Des expériences sur des animaux ont montré que l’activité sur les récepteurs cannabinoïdes freine la transmission nociceptive. Le soulagement de la douleur en fonction du contexte est principalement médiatisé par l’activation du système endorphinique et du système endocannabinoïde (ECS). L’importance accordée à chaque système varie d’une personne à l’autre. Si, jusqu’à présent, on utilisait surtout des opioïdes pour soulager la douleur, le système endorphinique peut prendre le dessus ; dans le cas de l’ibuprofène, c’est le SCE qui est au premier plan. Dans ce contexte, le SCE ne fonctionne pas seulement comme un système tampon de la réponse centrale au stress, mais il est également impliqué dans l’effacement du contenu de la mémoire. Comme une grande partie des douleurs chroniques est la conséquence de l’apprentissage émotionnel de la douleur, ce fait est particulièrement important.

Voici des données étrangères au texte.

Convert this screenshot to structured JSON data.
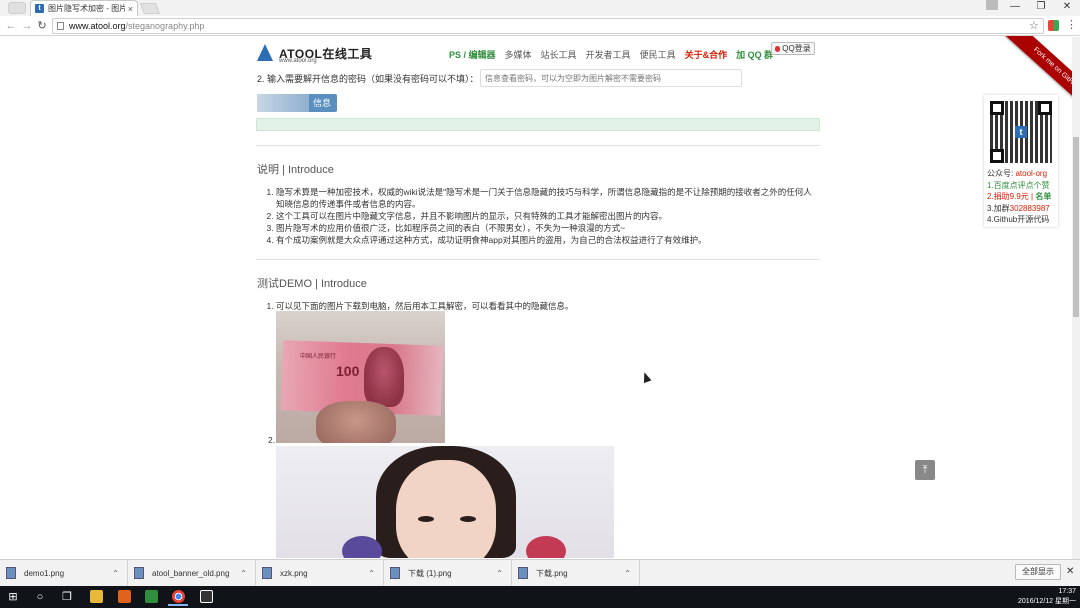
{
  "browser": {
    "tab_title": "图片隐写术加密 - 图片隐",
    "tab_close": "×",
    "url_host": "www.atool.org",
    "url_path": "/steganography.php",
    "nav_back": "←",
    "nav_forward": "→",
    "nav_reload": "↻",
    "star": "☆",
    "menu": "⋮",
    "win_minimize": "—",
    "win_restore": "❐",
    "win_close": "✕"
  },
  "site": {
    "logo_text": "ATOOL在线工具",
    "logo_url": "www.atool.org",
    "nav": [
      "PS / 编辑器",
      "多媒体",
      "站长工具",
      "开发者工具",
      "便民工具",
      "关于&合作",
      "加 QQ 群"
    ],
    "qq_login": "QQ登录",
    "ribbon": "Fork me on GitHub"
  },
  "form": {
    "password_label": "2. 输入需要解开信息的密码（如果没有密码可以不填）：",
    "password_placeholder": "信息查看密码，可以为空即为图片解密不需要密码",
    "decode_button": "信息"
  },
  "intro": {
    "title": "说明 | Introduce",
    "items": [
      "隐写术算是一种加密技术，权威的wiki说法是\"隐写术是一门关于信息隐藏的技巧与科学，所谓信息隐藏指的是不让除预期的接收者之外的任何人知晓信息的传递事件或者信息的内容。",
      "这个工具可以在图片中隐藏文字信息，并且不影响图片的显示，只有特殊的工具才能解密出图片的内容。",
      "图片隐写术的应用价值很广泛，比如程序员之间的表白（不限男女），不失为一种浪漫的方式~",
      "有个成功案例就是大众点评通过这种方式，成功证明食神app对其图片的盗用，为自己的合法权益进行了有效维护。"
    ]
  },
  "demo": {
    "title": "测试DEMO | Introduce",
    "items": [
      "可以见下面的图片下载到电脑，然后用本工具解密，可以看看其中的隐藏信息。"
    ],
    "second_number": "2.",
    "banknote_text": "100",
    "banknote_cn": "中国人民银行"
  },
  "side": {
    "qr_center": "t",
    "line0_prefix": "公众号: ",
    "line0_handle": "atool-org",
    "line1": "1.百度点评点个赞",
    "line2_prefix": "2.捐助9.9元 | ",
    "line2_suffix": "名单",
    "line3_prefix": "3.加群",
    "line3_group": "302883987",
    "line4": "4.Github开源代码"
  },
  "back_to_top": "⤒",
  "downloads": {
    "items": [
      {
        "name": "demo1.png"
      },
      {
        "name": "atool_banner_old.png"
      },
      {
        "name": "xzk.png"
      },
      {
        "name": "下载 (1).png"
      },
      {
        "name": "下载.png"
      }
    ],
    "caret": "⌃",
    "show_all": "全部显示",
    "close": "✕"
  },
  "taskbar": {
    "start": "⊞",
    "search": "○",
    "taskview": "❐",
    "time": "17:37",
    "date": "2016/12/12 星期一"
  },
  "colors": {
    "accent_blue": "#2d6db5",
    "accent_green": "#2f8f3e",
    "accent_red": "#d81e06",
    "ribbon": "#aa0000"
  }
}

Efficace surtout pour les douleurs chroniques
Dans le cas de la douleur aiguë, les cannabinoïdes semblent influencer le système limbique plutôt que le système sensoriel. Cela semble rendre le stimulus douloureux moins désagréable, mais l’intensité de la douleur ne diminue pas. En revanche, le cannabis médical s’est avéré efficace contre les douleurs chroniques. Sur la base de différents résultats d’études, le guide pratique “Le cannabis dans la médecine de la douleur” de la Société allemande de médecine de la douleur (DGS) e.V. considère que les indications possibles concernent surtout les douleurs chroniques, les douleurs tumorales, les douleurs non tumorales, les douleurs neuropathiques et les douleurs spastiques en cas de sclérose en plaques. Selon une évaluation intermédiaire récente d’une enquête menée par le BfArM sur le suivi du cannabis en Allemagne, les douleurs ont été nettement améliorées chez environ 36% des 3138 patients traités par des préparations à base de cannabis et modérément chez 34% d’entre eux, selon les médecins traitants.

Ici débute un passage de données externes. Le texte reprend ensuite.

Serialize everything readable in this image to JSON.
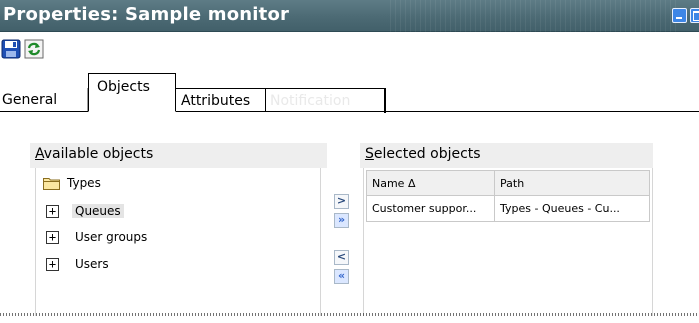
{
  "window": {
    "title": "Properties: Sample monitor"
  },
  "toolbar": {
    "save_icon": "save-icon",
    "refresh_icon": "refresh-icon"
  },
  "tabs": [
    {
      "label": "General"
    },
    {
      "label": "Objects",
      "selected": true
    },
    {
      "label": "Attributes"
    },
    {
      "label": "Notification",
      "disabled": true
    }
  ],
  "available": {
    "header_accel": "A",
    "header_rest": "vailable objects",
    "root": {
      "label": "Types"
    },
    "items": [
      {
        "label": "Queues",
        "selected": true
      },
      {
        "label": "User groups"
      },
      {
        "label": "Users"
      }
    ]
  },
  "selected": {
    "header_accel": "S",
    "header_rest": "elected objects",
    "columns": {
      "name": "Name Δ",
      "path": "Path"
    },
    "rows": [
      {
        "name": "Customer suppor...",
        "path": "Types - Queues - Cu..."
      }
    ]
  },
  "movers": {
    "add": ">",
    "add_all": "»",
    "remove": "<",
    "remove_all": "«"
  },
  "tree": {
    "expand_glyph": "+"
  },
  "colors": {
    "titlebar": "#4c6a74",
    "title_text": "#ffffff",
    "group_header_bg": "#eeeeee",
    "selection_bg": "#e4e4e4"
  }
}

Un peu à la traîne de l’innovation
Malgré ses effets déjà bien étudiés, le cannabis est toujours classé comme stupéfiant interdit en Suisse. Selon ce texte, la prescription à des fins médicales de médicaments non autorisés à base de cannabis n’est autorisée que sous certaines conditions. Jusqu’à présent, seul un spray aromatique à base de THC/CBD a été autorisé par la législation sur les produits thérapeutiques pour traiter la spasticité induite par la SEP. Dans le cas contraire, une autorisation exceptionnelle de l’Office fédéral de la santé publique (OFSP) est nécessaire. Bien qu’elle soit généralement accordée, elle implique une charge de travail importante. En effet, les demandes doivent être signées de la main du médecin traitant et exposer les faits de manière détaillée. La Suisse est donc un peu à la traîne. Cependant, la contradiction entre l’utilisation médicale croissante du cannabis et son classement comme stupéfiant interdit doit maintenant être résolue. Le 24 juin 2020, le Conseil fédéral a donc transmis au Parlement le message relatif à une modification correspondante de la loi sur les stupéfiants.

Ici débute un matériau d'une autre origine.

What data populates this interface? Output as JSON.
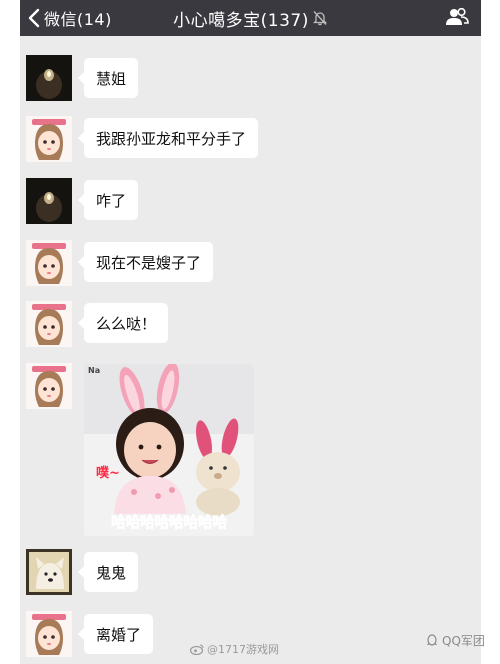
{
  "header": {
    "back_label": "微信(14)",
    "title": "小心噶多宝(137)"
  },
  "messages": [
    {
      "sender_avatar": "dark-photo-avatar",
      "text": "慧姐"
    },
    {
      "sender_avatar": "cartoon-girl-avatar",
      "text": "我跟孙亚龙和平分手了"
    },
    {
      "sender_avatar": "dark-photo-avatar",
      "text": "咋了"
    },
    {
      "sender_avatar": "cartoon-girl-avatar",
      "text": "现在不是嫂子了"
    },
    {
      "sender_avatar": "cartoon-girl-avatar",
      "text": "么么哒！"
    },
    {
      "sender_avatar": "cartoon-girl-avatar",
      "sticker": {
        "tag": "Na",
        "sfx": "噗~",
        "caption": "哈哈哈哈哈哈哈哈"
      }
    },
    {
      "sender_avatar": "dog-avatar",
      "text": "鬼鬼"
    },
    {
      "sender_avatar": "cartoon-girl-avatar",
      "text": "离婚了"
    }
  ],
  "watermarks": {
    "weibo": "@1717游戏网",
    "qq": "QQ军团"
  },
  "colors": {
    "header_bg": "#3a393f",
    "chat_bg": "#ebebeb",
    "bubble_bg": "#ffffff",
    "sticker_caption": "#ff2a44"
  }
}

Littérature complémentaire :
- Cremer-Schaeffer P, et al. : Les médicaments à base de cannabis dans le traitement de la douleur. Douleur 2019 ; 33 : 415-423.
- www.dgs-praxisleitlinien.de/application/files/7715/5445/5600/PLL_Cannabis.pdf (dernier accès le 28.07.2020)
- www.apotheke-und-marketing.de/cannabinoide-in-der-schmerzmedizin-2486219.html (dernier accès le 28.07.2020)
- www.bag.admin.ch/bag/de/home/medizin-und-forschung/heilmittel/med-anwend-cannabis.html (dernier accès le 28.07.2020)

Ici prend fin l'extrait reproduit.